Fanshawe cogió un carro de dos ruedas por las varas del frente. Era mucho más grande que el original en que estaba basado, pero se quedó asombrado de lo ligero que resultaba. Nevin parecía un pavo real henchido de orgullo.

—Irá cuatro veces más aprisa que los carros que usan los redentores, girando y levantándolo con la mitad de esfuerzo. Si no se llena demasiado, no hará falta más que un caballo en vez de seis bueyes. En último caso, ni siquiera hará falta un animal: cuatro hombres podrían mover media carga, y aun así entregaríamos provisiones tan rápido como los redentores. Se me hace la boca agua imaginándomelo. He hecho algo que será útil a la humanidad. —Era una afirmación, no una pregunta.

Cale estaba casi tan contento con Nevin como Nevin lo estaba consigo mismo.

—El señor Nevin ha trabajado conmigo también en los carros de guerra. Fue idea suya rebajar el tamaño para que pudieran moverse el doble de rápido que los carros de provisiones de los redentores.

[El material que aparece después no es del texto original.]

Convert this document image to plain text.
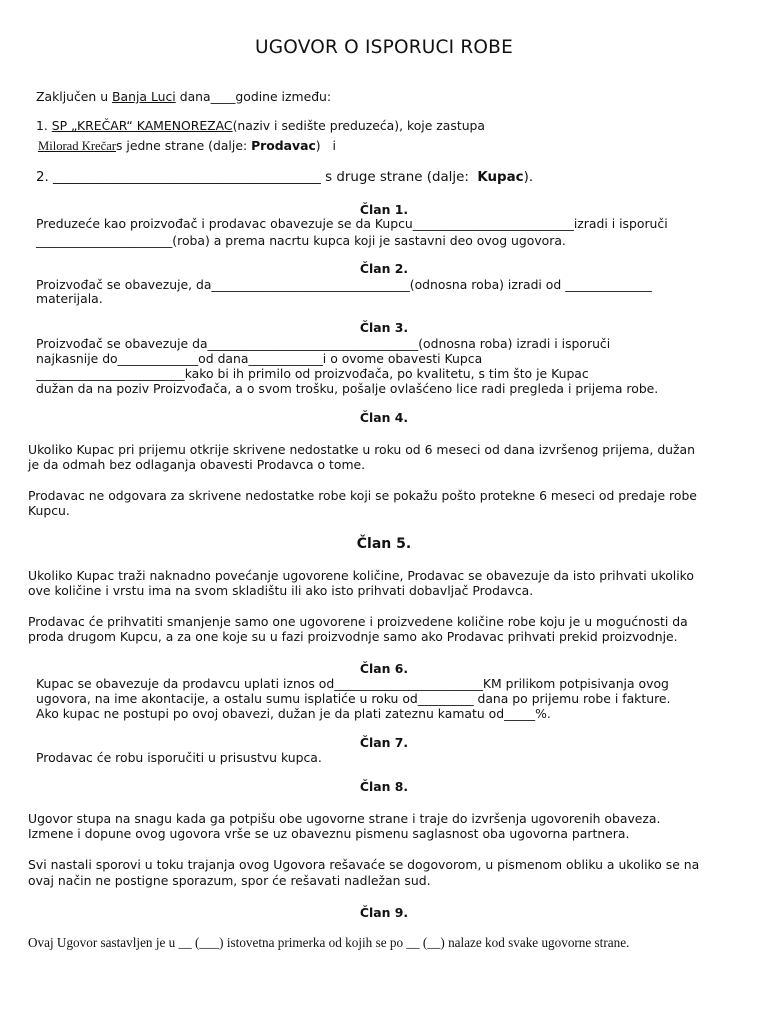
UGOVOR O ISPORUCI ROBE
Zaključen u Banja Luci dana____godine između:
1. SP „KREČAR“ KAMENOREZAC(naziv i sedište preduzeća), koje zastupa
Milorad Krečars jedne strane (dalje: Prodavac)   i
2. ________________________________________ s druge strane (dalje:  Kupac).
Član 1.
Preduzeće kao proizvođač i prodavac obavezuje se da Kupcu__________________________izradi i isporuči
______________________(roba) a prema nacrtu kupca koji je sastavni deo ovog ugovora.
Član 2.
Proizvođač se obavezuje, da________________________________(odnosna roba) izradi od ______________
materijala.
Član 3.
Proizvođač se obavezuje da__________________________________(odnosna roba) izradi i isporuči
najkasnije do_____________od dana____________i o ovome obavesti Kupca
________________________kako bi ih primilo od proizvođača, po kvalitetu, s tim što je Kupac
dužan da na poziv Proizvođača, a o svom trošku, pošalje ovlašćeno lice radi pregleda i prijema robe.
Član 4.
Ukoliko Kupac pri prijemu otkrije skrivene nedostatke u roku od 6 meseci od dana izvršenog prijema, dužan
je da odmah bez odlaganja obavesti Prodavca o tome.
Prodavac ne odgovara za skrivene nedostatke robe koji se pokažu pošto protekne 6 meseci od predaje robe
Kupcu.
Član 5.
Ukoliko Kupac traži naknadno povećanje ugovorene količine, Prodavac se obavezuje da isto prihvati ukoliko
ove količine i vrstu ima na svom skladištu ili ako isto prihvati dobavljač Prodavca.
Prodavac će prihvatiti smanjenje samo one ugovorene i proizvedene količine robe koju je u mogućnosti da
proda drugom Kupcu, a za one koje su u fazi proizvodnje samo ako Prodavac prihvati prekid proizvodnje.
Član 6.
Kupac se obavezuje da prodavcu uplati iznos od________________________KM prilikom potpisivanja ovog
ugovora, na ime akontacije, a ostalu sumu isplatiće u roku od_________ dana po prijemu robe i fakture.
Ako kupac ne postupi po ovoj obavezi, dužan je da plati zateznu kamatu od_____%.
Član 7.
Prodavac će robu isporučiti u prisustvu kupca.
Član 8.
Ugovor stupa na snagu kada ga potpišu obe ugovorne strane i traje do izvršenja ugovorenih obaveza.
Izmene i dopune ovog ugovora vrše se uz obaveznu pismenu saglasnost oba ugovorna partnera.
Svi nastali sporovi u toku trajanja ovog Ugovora rešavaće se dogovorom, u pismenom obliku a ukoliko se na
ovaj način ne postigne sporazum, spor će rešavati nadležan sud.
Član 9.
Ovaj Ugovor sastavljen je u __ (___) istovetna primerka od kojih se po __ (__) nalaze kod svake ugovorne strane.
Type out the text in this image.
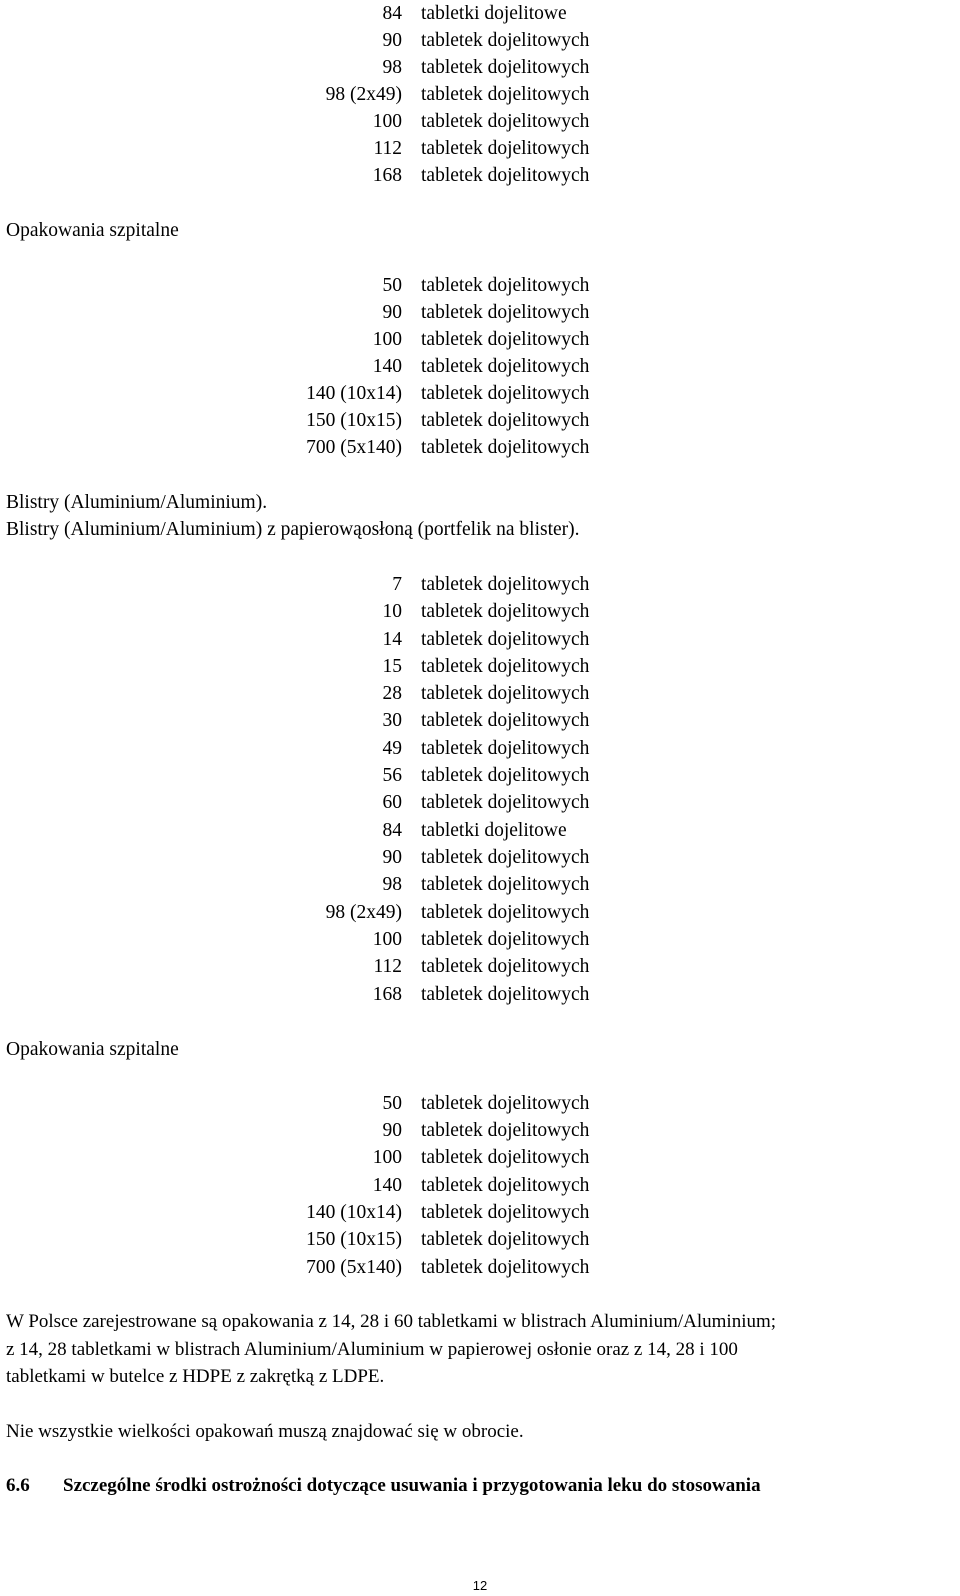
84 tabletki dojelitowe
90 tabletek dojelitowych
98 tabletek dojelitowych
98 (2x49) tabletek dojelitowych
100 tabletek dojelitowych
112 tabletek dojelitowych
168 tabletek dojelitowych
Opakowania szpitalne
50 tabletek dojelitowych
90 tabletek dojelitowych
100 tabletek dojelitowych
140 tabletek dojelitowych
140 (10x14) tabletek dojelitowych
150 (10x15) tabletek dojelitowych
700 (5x140) tabletek dojelitowych
Blistry (Aluminium/Aluminium).
Blistry (Aluminium/Aluminium) z papierowąosłoną (portfelik na blister).
7 tabletek dojelitowych
10 tabletek dojelitowych
14 tabletek dojelitowych
15 tabletek dojelitowych
28 tabletek dojelitowych
30 tabletek dojelitowych
49 tabletek dojelitowych
56 tabletek dojelitowych
60 tabletek dojelitowych
84 tabletki dojelitowe
90 tabletek dojelitowych
98 tabletek dojelitowych
98 (2x49) tabletek dojelitowych
100 tabletek dojelitowych
112 tabletek dojelitowych
168 tabletek dojelitowych
Opakowania szpitalne
50 tabletek dojelitowych
90 tabletek dojelitowych
100 tabletek dojelitowych
140 tabletek dojelitowych
140 (10x14) tabletek dojelitowych
150 (10x15) tabletek dojelitowych
700 (5x140) tabletek dojelitowych
W Polsce zarejestrowane są opakowania z 14, 28 i 60 tabletkami w blistrach Aluminium/Aluminium;
z 14, 28 tabletkami w blistrach Aluminium/Aluminium w papierowej osłonie oraz z 14, 28 i 100
tabletkami w butelce z HDPE z zakrętką z LDPE.
Nie wszystkie wielkości opakowań muszą znajdować się w obrocie.
6.6 Szczególne środki ostrożności dotyczące usuwania i przygotowania leku do stosowania
12
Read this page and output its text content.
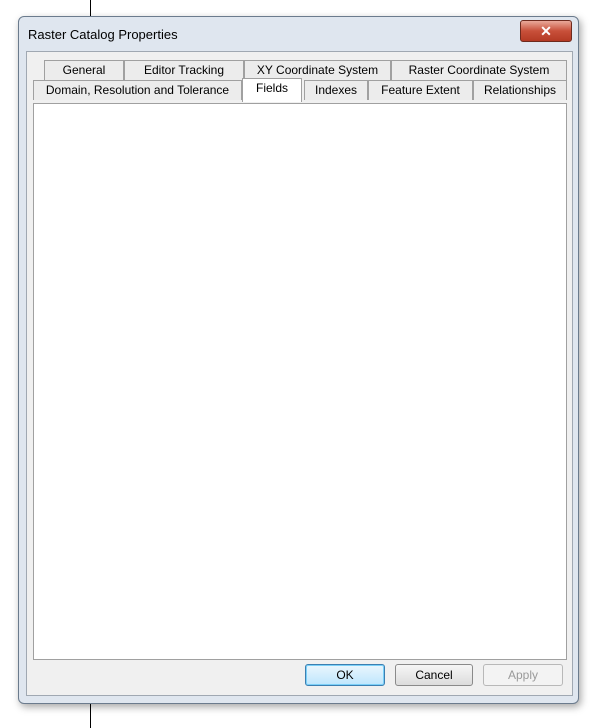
Raster Catalog Properties	✕
General	Editor Tracking	XY Coordinate System	Raster Coordinate System
Domain, Resolution and Tolerance	Fields	Indexes	Feature Extent	Relationships
OK	Cancel	Apply
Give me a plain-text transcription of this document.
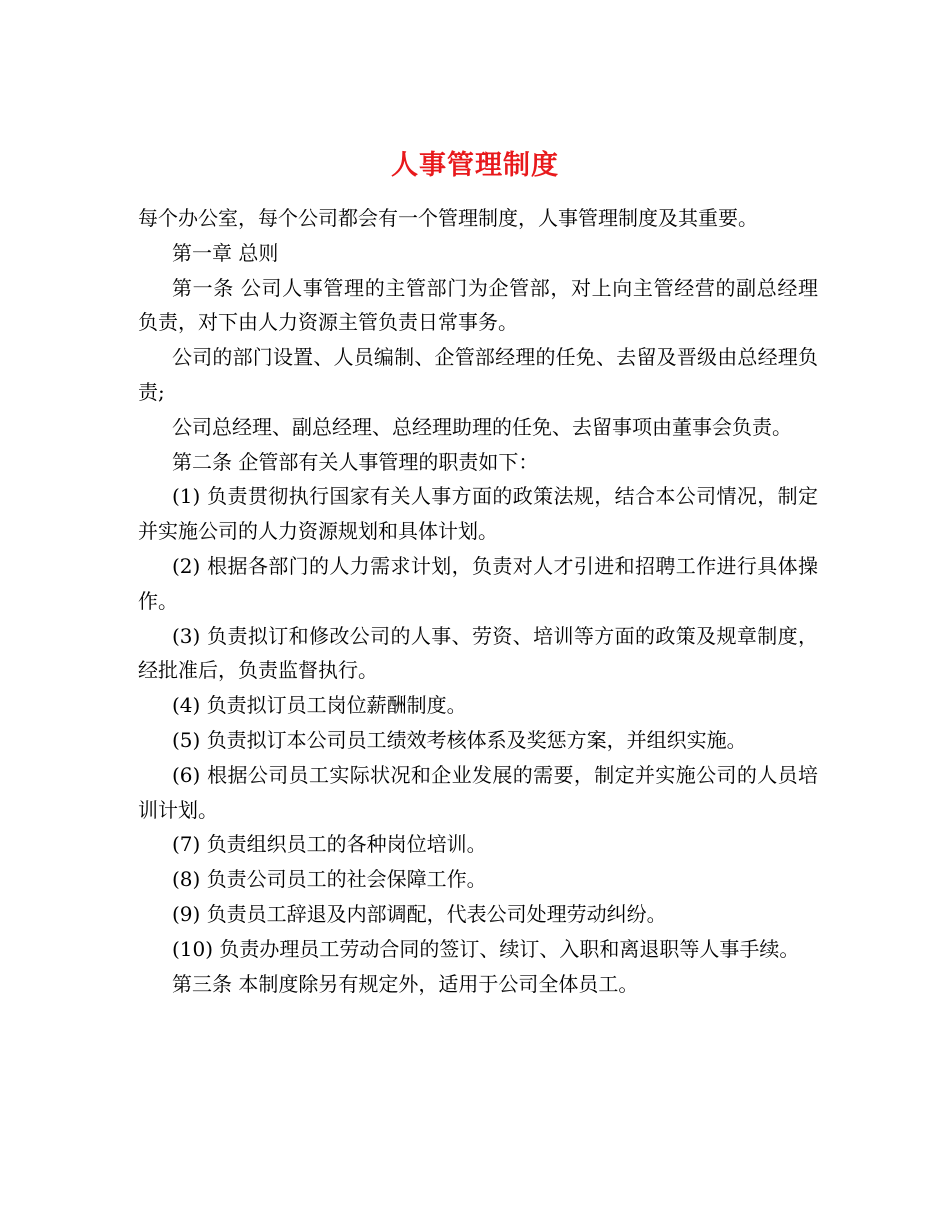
人事管理制度

每个办公室，每个公司都会有一个管理制度，人事管理制度及其重要。

第一章 总则

第一条 公司人事管理的主管部门为企管部，对上向主管经营的副总经理负责，对下由人力资源主管负责日常事务。

公司的部门设置、人员编制、企管部经理的任免、去留及晋级由总经理负责;

公司总经理、副总经理、总经理助理的任免、去留事项由董事会负责。

第二条 企管部有关人事管理的职责如下：

(1) 负责贯彻执行国家有关人事方面的政策法规，结合本公司情况，制定并实施公司的人力资源规划和具体计划。

(2) 根据各部门的人力需求计划，负责对人才引进和招聘工作进行具体操作。

(3) 负责拟订和修改公司的人事、劳资、培训等方面的政策及规章制度，经批准后，负责监督执行。

(4) 负责拟订员工岗位薪酬制度。

(5) 负责拟订本公司员工绩效考核体系及奖惩方案，并组织实施。

(6) 根据公司员工实际状况和企业发展的需要，制定并实施公司的人员培训计划。

(7) 负责组织员工的各种岗位培训。

(8) 负责公司员工的社会保障工作。

(9) 负责员工辞退及内部调配，代表公司处理劳动纠纷。

(10) 负责办理员工劳动合同的签订、续订、入职和离退职等人事手续。

第三条 本制度除另有规定外，适用于公司全体员工。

La única manera que tendrían de moverse lo bastante aprisa para seguirnos y atacarnos sería mandar infantería montada tras de nosotros, pero sin carros de provisiones. Y aunque nos alcanzaran, los exploradores de Artemisia nos avisarían horas antes de que llegaran. Entonces haríamos un círculo, cavaríamos una trinchera de dos metros de honda alrededor del círculo, y ¿qué harán ellos? Si nos atacan los cortaremos en rodajas, peor de lo que hemos hecho hoy. Si esperan, los jinetes irán a buscar refuerzos. Recordad: habrá doscientos de estos baluartes en el camino cada día de cada semana. Aunque pudieran aislar uno y destruirlo, nosotros les infligiríamos diez veces más bajas a ellos que ellos a nosotros.

—¿Así de fácil?

—No —respondió Cale—. Pero perderán dos hombres por cada uno de los nuestros.

—Aunque tengáis razón, y admito que podríais tenerla, los redentores están dispuestos a morir en grandes cantidades. ¿Lo están vuestros labradores?

Cale sonrió de nuevo.

—Supongo que lo averiguaremos.

—¿Realmente pensáis que podéis ganar una batalla con vuestros carros?

—Eso tampoco lo sé, pero no pretendo ir dando palos de ciego. Esto es lo que dice IdrisPukke: el problema de las batallas decisivas es que deciden cosas. Yo no voy a aplastar a los redentores: voy a masacrarlos.